Koledzy z liceum walczą o życie Kornela. Uczniowie muszą uzbierać 4 miliony złotych: Każdy pomaga

"To niesamowite jak jeden moment może zmienić całe nasze życie. Jeden moment... tyle wystarczyło, żeby życie Kornela zmieniło się o 180 stopni. Wyleczony w 2019 roku nowotwór (czerniak) powrócił. Tym razem z przerzutami do płuc" - opisuje eDziecku Olga, koleżanka z liceum, która wraz z innymi znajomymi, włączyła się do akcji mającej na celu zbiórkę pieniędzy na dalsze leczenie. "Tę walkę wygramy wspólnie" - przekonuje licealista.

Czerniak, nowotwór, z którym Kornel Kłoda, uczeń VII Liceum Ogólnokształcącego im. Juliusza Słowackiego w Warszawie już raz wygrał – znów powrócił. Tym razem ze zdwojoną siłą, atakując płuca. Jego rodzina i znajomi robią wszystko, aby pomóc chłopcu w tej nierównej walce. Jednak potrzeba ogromnej ilości pieniędzy. Dokładnie czterech milionów złotych na terapię limfocytami TIL w Mass General Hospital w Bostonie. "Licytacje, mecze, kawiarenki, zakupy w ciemno, kiermasze, koncerty... wszystko to robimy z myślą o Kornelu. Nie przestaniemy walczyć" – zaznacza jego koleżanka, Olga.

Zobacz wideo Ewa Ewart towarzyszyła Magdzie przez rok walki z rakiem piersi. "Chwyciła go za rogi i nie odpuściła"

Aby wygrać wojnę, potrzeba czterech milionów złotych. Wszyscy pomagają

Kornel Kłoda to uczeń społeczność VII Liceum Ogólnokształcącego im. Juliusza Słowackiego w Warszawie, przed którym świat stoi otworem. Jednak, aby móc skorzystać z możliwości, najpierw musi pokonać chorobę. Kiedy okazało się, że nowotwór wrócił, nastolatek trafił pod opiekę specjalistów z Kliniki Onkologii Centrum Zdrowia Dziecka w Warszawie.

Leczenie w Polsce nie daje już nadziei, pojawia się jednak szansa terapii w USA. To wyścig z czasem, w którym stawką jest życie młodego piłkarza z klubu Escola Varsovia. Jednak pojawiły się problemy. Jakie? To oczywiście pieniądze. Potrzeba uzbierać cztery miliony złotych na terapię limfocytami TIL w Mass General Hospital w Bostonie. "W tym momencie to już nie tylko walka Kornela z chorobą, ale każdego ucznia, uczennicy, nauczyciela, czy rodzica o każdą złotówkę. Wydaje się, że teraz wszystko inne zeszło na drugi plan" – opisuje Olga Palmowska, koleżanka Kornela ze szkoły.
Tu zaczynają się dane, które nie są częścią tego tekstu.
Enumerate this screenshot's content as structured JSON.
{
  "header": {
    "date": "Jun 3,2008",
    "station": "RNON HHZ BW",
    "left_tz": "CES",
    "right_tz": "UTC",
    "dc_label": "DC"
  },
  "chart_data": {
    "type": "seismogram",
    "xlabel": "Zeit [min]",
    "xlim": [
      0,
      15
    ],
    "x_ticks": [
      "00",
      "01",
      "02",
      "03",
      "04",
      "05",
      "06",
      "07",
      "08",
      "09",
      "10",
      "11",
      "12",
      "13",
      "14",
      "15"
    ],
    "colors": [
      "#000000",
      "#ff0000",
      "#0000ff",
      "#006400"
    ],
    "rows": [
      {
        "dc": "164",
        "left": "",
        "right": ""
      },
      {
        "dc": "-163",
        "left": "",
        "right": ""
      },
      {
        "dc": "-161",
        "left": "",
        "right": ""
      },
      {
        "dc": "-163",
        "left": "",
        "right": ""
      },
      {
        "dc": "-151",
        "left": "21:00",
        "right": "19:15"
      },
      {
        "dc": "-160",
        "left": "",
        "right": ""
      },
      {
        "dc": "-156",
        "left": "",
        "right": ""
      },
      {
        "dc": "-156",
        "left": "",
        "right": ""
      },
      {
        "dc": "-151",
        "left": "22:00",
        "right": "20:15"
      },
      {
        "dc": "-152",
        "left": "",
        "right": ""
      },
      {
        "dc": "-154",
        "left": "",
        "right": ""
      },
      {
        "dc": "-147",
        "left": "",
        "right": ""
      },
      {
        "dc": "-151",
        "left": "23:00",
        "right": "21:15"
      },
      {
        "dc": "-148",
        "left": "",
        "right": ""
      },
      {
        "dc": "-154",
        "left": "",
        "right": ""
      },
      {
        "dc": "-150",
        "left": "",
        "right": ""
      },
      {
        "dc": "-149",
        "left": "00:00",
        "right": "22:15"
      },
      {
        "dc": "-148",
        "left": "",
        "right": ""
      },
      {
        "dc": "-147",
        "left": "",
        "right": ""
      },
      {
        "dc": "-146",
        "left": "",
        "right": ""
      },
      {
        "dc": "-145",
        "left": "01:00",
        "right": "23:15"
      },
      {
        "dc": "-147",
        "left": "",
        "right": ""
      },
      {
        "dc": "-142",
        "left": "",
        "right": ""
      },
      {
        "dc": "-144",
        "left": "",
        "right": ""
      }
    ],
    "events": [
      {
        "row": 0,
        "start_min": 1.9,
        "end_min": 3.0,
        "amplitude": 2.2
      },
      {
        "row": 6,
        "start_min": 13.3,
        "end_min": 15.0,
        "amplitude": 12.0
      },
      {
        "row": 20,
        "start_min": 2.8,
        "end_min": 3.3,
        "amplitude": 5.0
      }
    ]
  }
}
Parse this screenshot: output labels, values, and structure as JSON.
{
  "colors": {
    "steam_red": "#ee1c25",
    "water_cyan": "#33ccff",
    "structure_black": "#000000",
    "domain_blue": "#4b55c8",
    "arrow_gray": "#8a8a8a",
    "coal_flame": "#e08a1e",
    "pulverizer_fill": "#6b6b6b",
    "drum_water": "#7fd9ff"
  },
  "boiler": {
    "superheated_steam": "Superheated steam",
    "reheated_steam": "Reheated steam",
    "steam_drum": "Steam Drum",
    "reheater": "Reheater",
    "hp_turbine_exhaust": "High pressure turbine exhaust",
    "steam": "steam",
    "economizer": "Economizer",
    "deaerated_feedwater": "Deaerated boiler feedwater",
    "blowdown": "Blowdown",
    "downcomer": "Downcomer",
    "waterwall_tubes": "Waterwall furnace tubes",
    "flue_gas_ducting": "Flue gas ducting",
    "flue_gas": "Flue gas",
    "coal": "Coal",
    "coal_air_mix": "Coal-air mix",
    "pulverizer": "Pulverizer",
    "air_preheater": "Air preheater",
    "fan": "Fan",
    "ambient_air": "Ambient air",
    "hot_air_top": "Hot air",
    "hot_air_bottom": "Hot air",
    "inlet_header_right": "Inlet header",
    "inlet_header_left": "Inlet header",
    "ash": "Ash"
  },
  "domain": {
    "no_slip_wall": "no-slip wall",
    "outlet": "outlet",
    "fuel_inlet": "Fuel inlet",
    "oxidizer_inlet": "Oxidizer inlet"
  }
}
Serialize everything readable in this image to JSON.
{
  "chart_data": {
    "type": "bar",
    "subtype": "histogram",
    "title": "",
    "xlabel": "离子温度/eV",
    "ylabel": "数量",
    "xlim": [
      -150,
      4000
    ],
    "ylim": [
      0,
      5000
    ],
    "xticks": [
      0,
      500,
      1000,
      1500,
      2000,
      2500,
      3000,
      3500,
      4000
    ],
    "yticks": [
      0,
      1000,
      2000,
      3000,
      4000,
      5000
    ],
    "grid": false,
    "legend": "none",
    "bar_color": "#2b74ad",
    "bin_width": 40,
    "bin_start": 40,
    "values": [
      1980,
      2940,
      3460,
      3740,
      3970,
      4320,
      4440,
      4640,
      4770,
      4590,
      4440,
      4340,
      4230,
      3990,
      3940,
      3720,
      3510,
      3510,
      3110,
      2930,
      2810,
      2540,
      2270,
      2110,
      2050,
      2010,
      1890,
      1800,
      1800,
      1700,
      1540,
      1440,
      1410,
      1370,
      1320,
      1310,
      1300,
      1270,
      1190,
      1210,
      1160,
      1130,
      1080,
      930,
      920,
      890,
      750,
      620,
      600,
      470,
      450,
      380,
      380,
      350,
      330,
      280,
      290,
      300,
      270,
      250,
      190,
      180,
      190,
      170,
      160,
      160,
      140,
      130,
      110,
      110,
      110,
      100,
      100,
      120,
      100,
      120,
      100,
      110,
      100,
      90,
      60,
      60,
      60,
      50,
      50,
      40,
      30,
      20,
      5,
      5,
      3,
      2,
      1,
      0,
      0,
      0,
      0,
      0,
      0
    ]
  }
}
Cała społeczność robi naprawdę wiele, by uzbierać potrzebną sumę pieniędzy. Organizują wszelkiego rodzaju licytacje, charytatywne mecze, kawiarenki, zakupy w ciemno, kiermasze, koncerty. Tych akcji jest naprawdę dużo. "Wszystko to robimy z myślą o Kornelu. Każdy pomaga. Nie przestaniemy walczyć" – dodaje nastolatka. Na portalu "Siepomaga.pl" utworzono zbiórkę. Na razie (stan na 18 kwietnia) zebrano około 77 proc. potrzebnej sumy.

Wielki piknik charytatywny w szkole. Wszystko po to, by zebrać pieniądze

Szkoła, w której uczy się Kornel, czyli VII Liceum Ogólnokształcące im. Juliusza Słowackiego w Warszawie (ul. Wawelska 46), organizuje w nadchodzącą sobotę - 20 kwietnia, od godziny 11, Dzień Otwarty dla kandydatów, a także na wielki piknik charytatywny. Ma być grill, kiermasz książek i roślin, a także stanowisko ze sprzedażą różnych przedmiotów, w tym wejściówek na wydarzenia kulturalne i spotkania ze znanymi osobami. Wszystko to, by zebrać niezbędne pieniądze, a czasu jest coraz mniej.

Jak zaznacza Olga, pomóc może każdy. Jak? "Wpłacając na zbiórkę poprzez zeskanowanie kodu QR, wysyłając SMS-a na numer: 75365, o treści: 0490375, czy przekazując 1,5 procent podatku (numer KRS 0000396361 na cel szczegółowy: 0490375 Kornel). W drużynie Kornela jest już ponad 14 000 osób, a każdy kolejny zawodnik to coraz większe szanse na wygranie z chorobą. Tę walkę wygramy MY- wspólnie" – pisze dziewczyna.